The proposed reform sees the establishment of a firearms register that links gun serial numbers to licence holders over the next five years.
It also includes halving the ten-year licence expiry to five years, barring visitors to New Zealand from purchasing firearms, registering the country's estimated 260 gun clubs and giving police more powers to intervene over concerns about a licence holder's behaviour.
"Under the current law, we do not know exactly how many guns are in circulation, who owns them, who is selling them, who is buying them, or how securely they are stored against the risk of theft or misuse," Police Minister Stuart Nash said.
While the now outlawed military-style semi-automatic rifles handguns and restricted weapons like fully automatic firearms previously had to be registered, shotguns and rifles, which make up 96 per cent of the country's weapons, did not.
"Our gun laws date from 1983 and are dangerously out of date," Ms Ardern said. Since then the firearms manufacturing industry and the ability to buy and sell online has markedly changed.
"The changes announced today have been decades in the making. It is now up to this parliament to deliver in the interests of public and personal safety," Ardern continued.
About 250,000 New Zealanders, out of a population of almost 4.8 million, hold a firearms licence. It is estimated there are around 1.5 million firearms in the country, including 13,500 registered military-style semi-automatic rifles
New Zealand's Police Association has repeatedly called for a compulsory New Zealand gun register after a survey revealed that many police officers had been threatened with a firearm.

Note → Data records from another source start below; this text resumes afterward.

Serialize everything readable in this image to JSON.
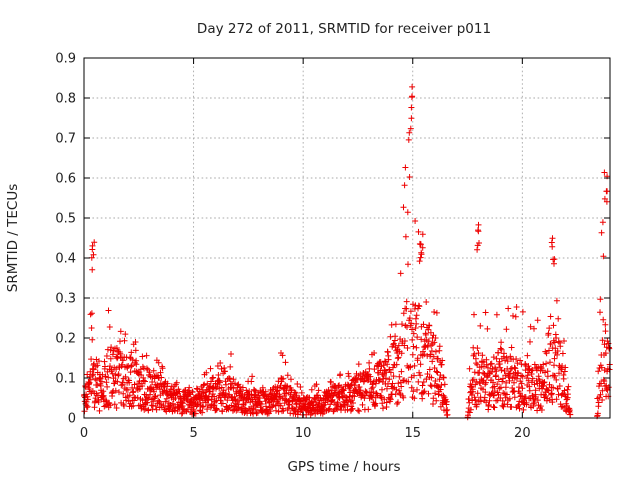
{
  "chart_data": {
    "type": "scatter",
    "title": "Day 272 of 2011, SRMTID for receiver p011",
    "xlabel": "GPS time / hours",
    "ylabel": "SRMTID / TECUs",
    "xlim": [
      0,
      24
    ],
    "ylim": [
      0,
      0.9
    ],
    "xticks": [
      0,
      5,
      10,
      15,
      20
    ],
    "xtick_labels": [
      "0",
      "5",
      "10",
      "15",
      "20"
    ],
    "yticks": [
      0,
      0.1,
      0.2,
      0.3,
      0.4,
      0.5,
      0.6,
      0.7,
      0.8,
      0.9
    ],
    "ytick_labels": [
      "0",
      "0.1",
      "0.2",
      "0.3",
      "0.4",
      "0.5",
      "0.6",
      "0.7",
      "0.8",
      "0.9"
    ],
    "grid": true,
    "legend": "none",
    "marker": "+",
    "color": "#ee0000",
    "series": [
      {
        "name": "SRMTID",
        "approximate_envelope": {
          "x": [
            0.0,
            0.2,
            0.4,
            0.6,
            0.8,
            1.0,
            1.5,
            2.0,
            2.5,
            3.0,
            3.5,
            4.0,
            4.5,
            5.0,
            5.5,
            6.0,
            6.5,
            7.0,
            7.5,
            8.0,
            8.5,
            9.0,
            9.5,
            10.0,
            10.5,
            11.0,
            11.5,
            12.0,
            12.5,
            13.0,
            13.5,
            14.0,
            14.5,
            14.8,
            15.0,
            15.3,
            15.6,
            16.0,
            16.3,
            16.6,
            17.0,
            17.5,
            17.8,
            18.0,
            18.5,
            19.0,
            19.5,
            20.0,
            20.5,
            21.0,
            21.3,
            21.6,
            21.9,
            22.2,
            22.6,
            23.0,
            23.4,
            23.7,
            24.0
          ],
          "peak": [
            0.1,
            0.12,
            0.45,
            0.3,
            0.22,
            0.3,
            0.22,
            0.23,
            0.2,
            0.16,
            0.14,
            0.1,
            0.08,
            0.08,
            0.12,
            0.14,
            0.19,
            0.13,
            0.11,
            0.1,
            0.11,
            0.18,
            0.1,
            0.08,
            0.08,
            0.12,
            0.12,
            0.11,
            0.14,
            0.16,
            0.18,
            0.22,
            0.42,
            0.83,
            0.55,
            0.48,
            0.34,
            0.28,
            0.25,
            0.0,
            0.0,
            0.0,
            0.5,
            0.32,
            0.27,
            0.33,
            0.28,
            0.3,
            0.26,
            0.24,
            0.45,
            0.4,
            0.31,
            0.0,
            0.0,
            0.0,
            0.0,
            0.65,
            0.4
          ],
          "typical": [
            0.04,
            0.06,
            0.1,
            0.08,
            0.06,
            0.1,
            0.1,
            0.09,
            0.08,
            0.07,
            0.06,
            0.05,
            0.04,
            0.04,
            0.05,
            0.06,
            0.07,
            0.05,
            0.04,
            0.04,
            0.04,
            0.06,
            0.04,
            0.03,
            0.03,
            0.04,
            0.05,
            0.05,
            0.06,
            0.07,
            0.08,
            0.1,
            0.14,
            0.2,
            0.18,
            0.16,
            0.14,
            0.12,
            0.1,
            0.0,
            0.0,
            0.0,
            0.12,
            0.1,
            0.08,
            0.1,
            0.09,
            0.08,
            0.07,
            0.08,
            0.15,
            0.12,
            0.1,
            0.0,
            0.0,
            0.0,
            0.0,
            0.15,
            0.1
          ]
        },
        "notable_values": [
          {
            "x": 0.4,
            "y": 0.45
          },
          {
            "x": 14.9,
            "y": 0.83
          },
          {
            "x": 15.4,
            "y": 0.48
          },
          {
            "x": 18.0,
            "y": 0.49
          },
          {
            "x": 21.4,
            "y": 0.45
          },
          {
            "x": 23.8,
            "y": 0.65
          }
        ]
      }
    ]
  }
}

New Zealand police are generally not armed.
Meanwhile police received more than 2,000 of the now illegal semi-automatic firearms at government gun buyback events held over the weekend.
Owners have until December 20 to hand in illegal weapons under an amnesty agreement, after New Zealand banned most semi-automatic firearms, some pump action shotguns and certain large capacity magazines in April.
The ban came less than a month after 51 people were killed and dozens injured when a suspected white supremacist opened fire at the Christchurch mosques.